Although Decision Theater has experienced a bout of stagnation with decreasing staff, aging technology and some failed endeavors in recent years, the staff is moving forward to become revitalized.
Global health senior Ashley Abbey, a student worker at Decision Theater, said they are making changes to gain their traction back.
“We’ve been going through some recent administrative changes,” she said. “Changes on what the direction and the main mission statement of what Decision Theater is, what it should be, what we hope it should be.”
Aaron Lance, systems analyst at Decision Theater, said the center’s initiatives are to connect with faculty and assist them, as well as create an 18-month schedule to better accommodate potential clients.
“Our main focus is building up reputations with the faculty, providing more services and providing more of a benefit to them,” Lance said. “In some cases, helping them get funding and, in some cases, training students to be able to help with research projects.
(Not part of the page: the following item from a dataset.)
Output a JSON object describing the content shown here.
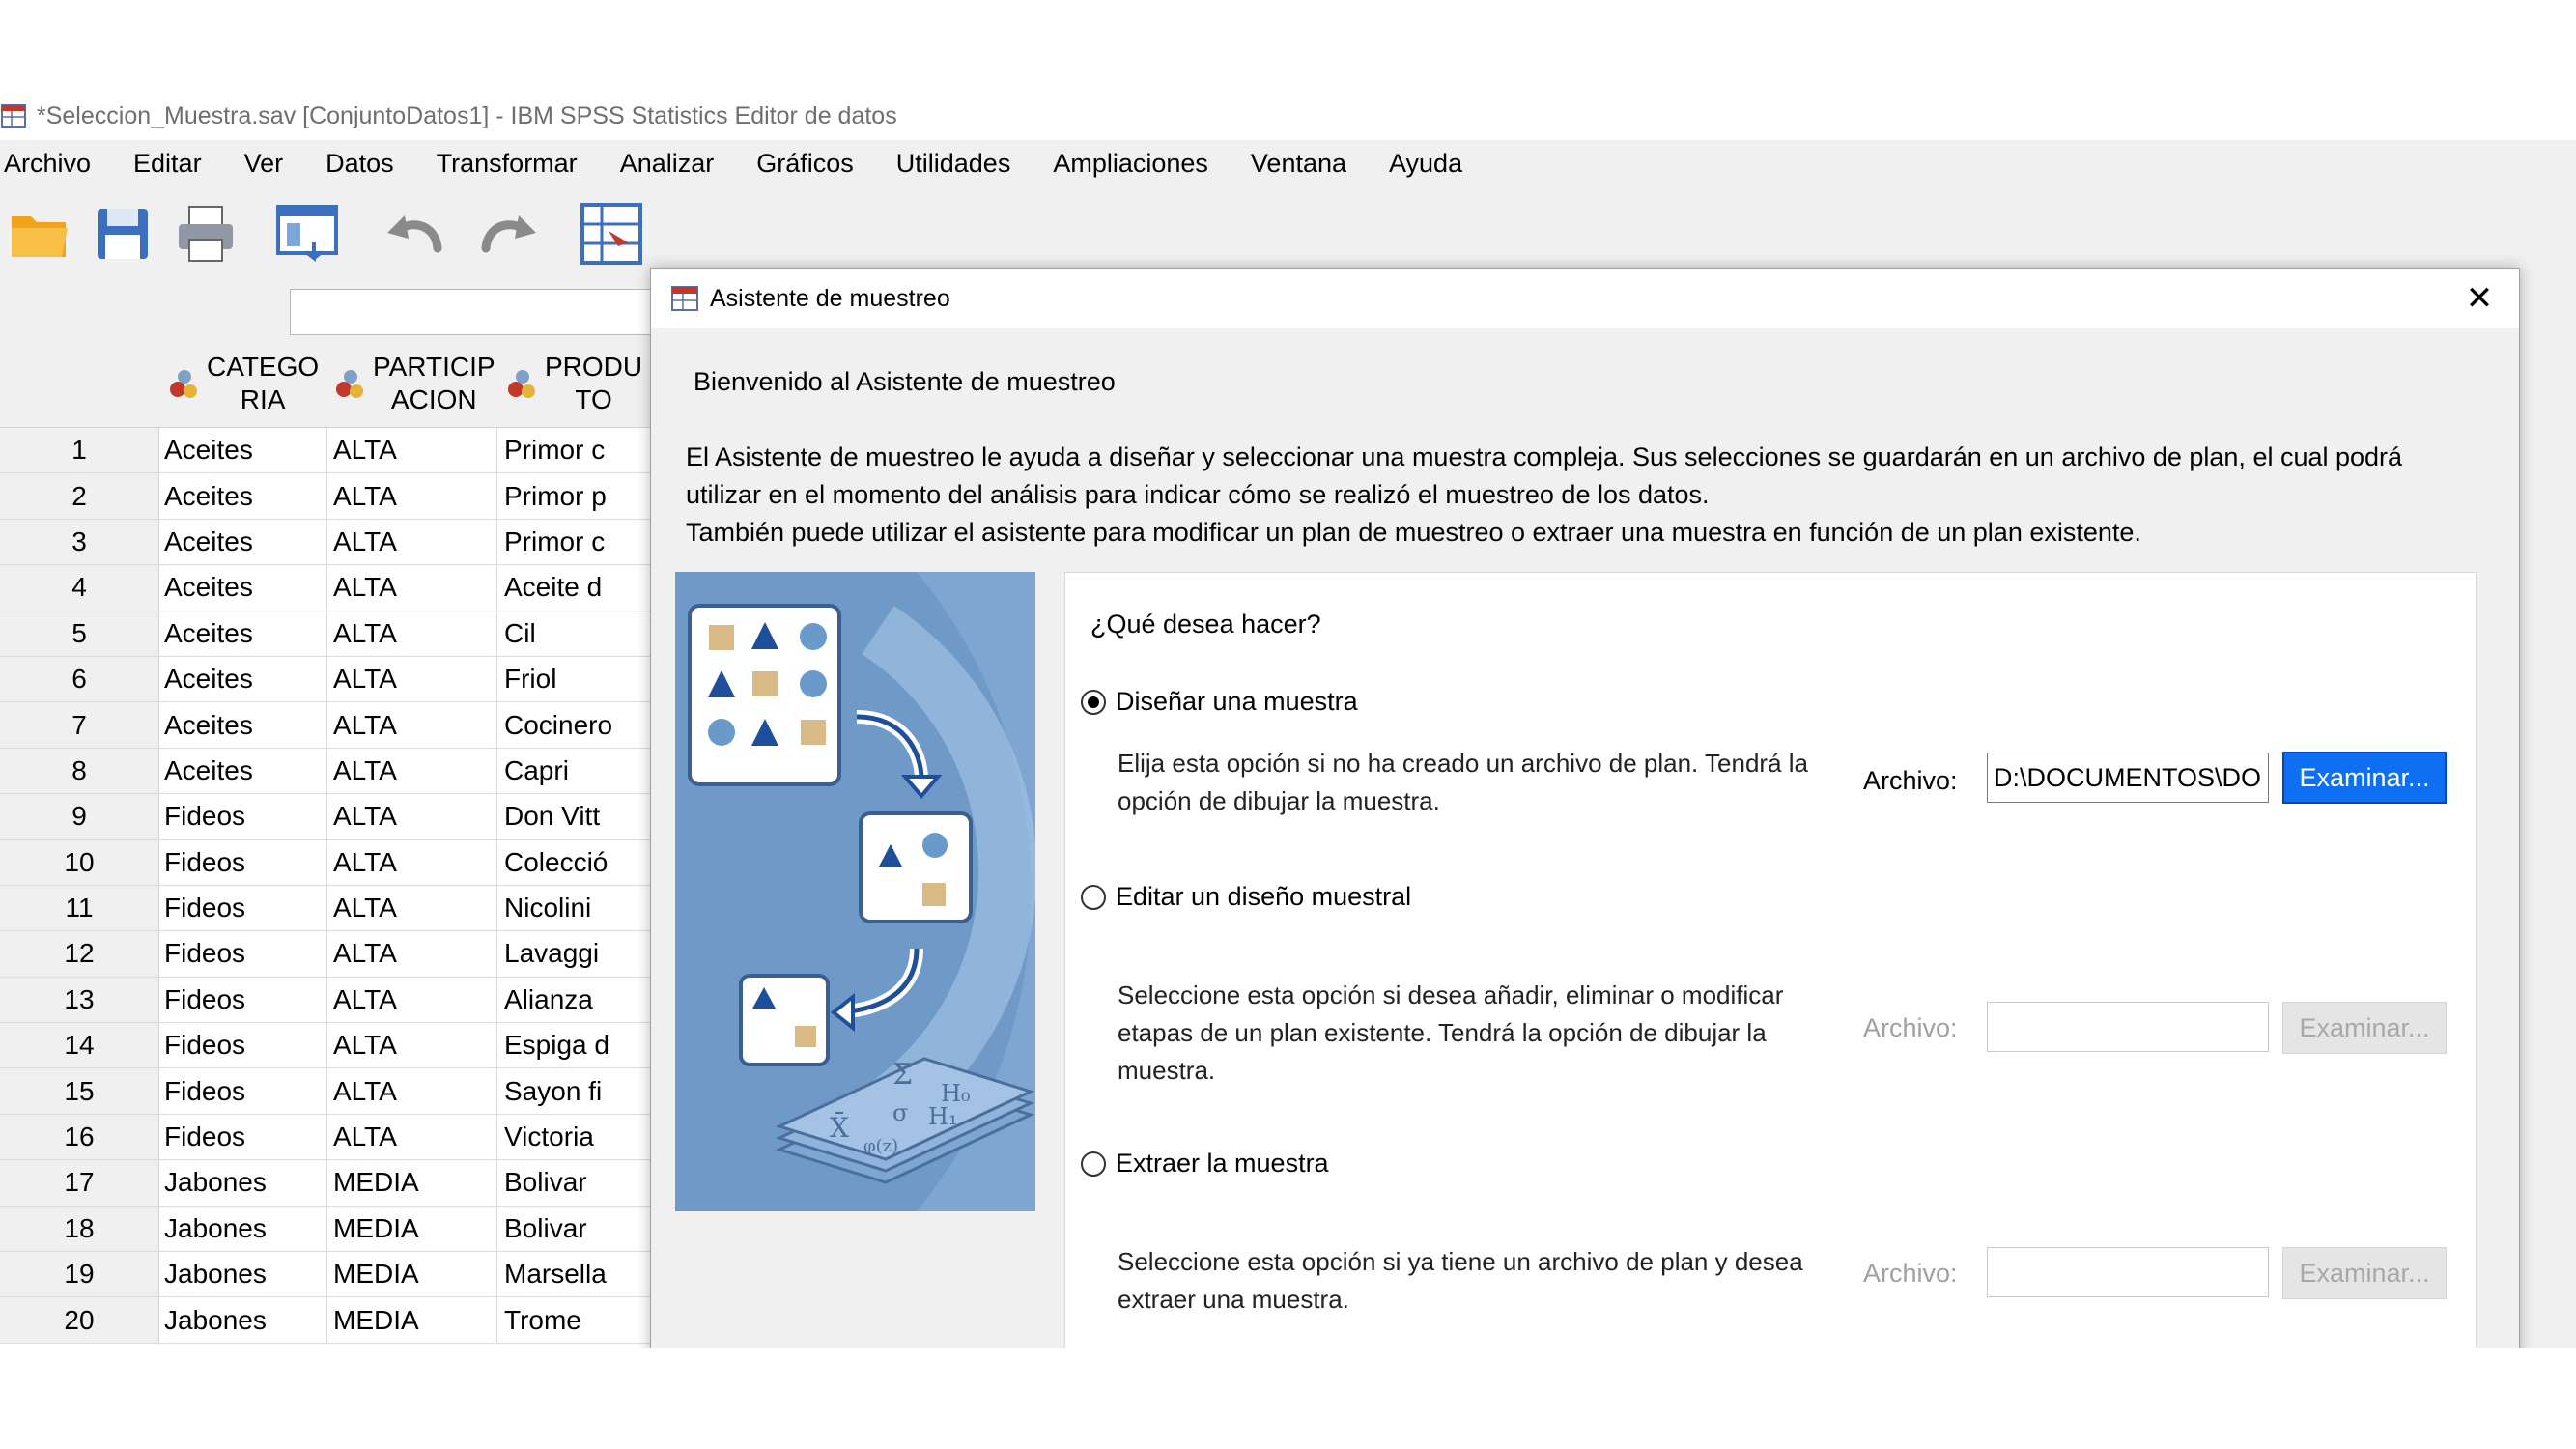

And, in other cases, it is just a question of being more accommodating around schedules.”
Decision Theater was created in 2005 from an initial investment of $3 million by businessman and philanthropist Ira A. Fulton, with additional funding from the University.
By promoting knowledge-based decision making in groups of different experts, Decision Theater helps create a base for understanding the problem and adding to the complexity to simulate real-time probable outcomes.
The center also uses its interactive facility to promote interconnectivity between different research fields.
While Decision Theater is currently in a transitional phase, Lance is confident in its progress and outlook for the future.
“We’re trying to overcome not just the behaviors of the past but also the reputation of the way that we worked with other departments,” Lance said. “It takes time, but we’re making headway.”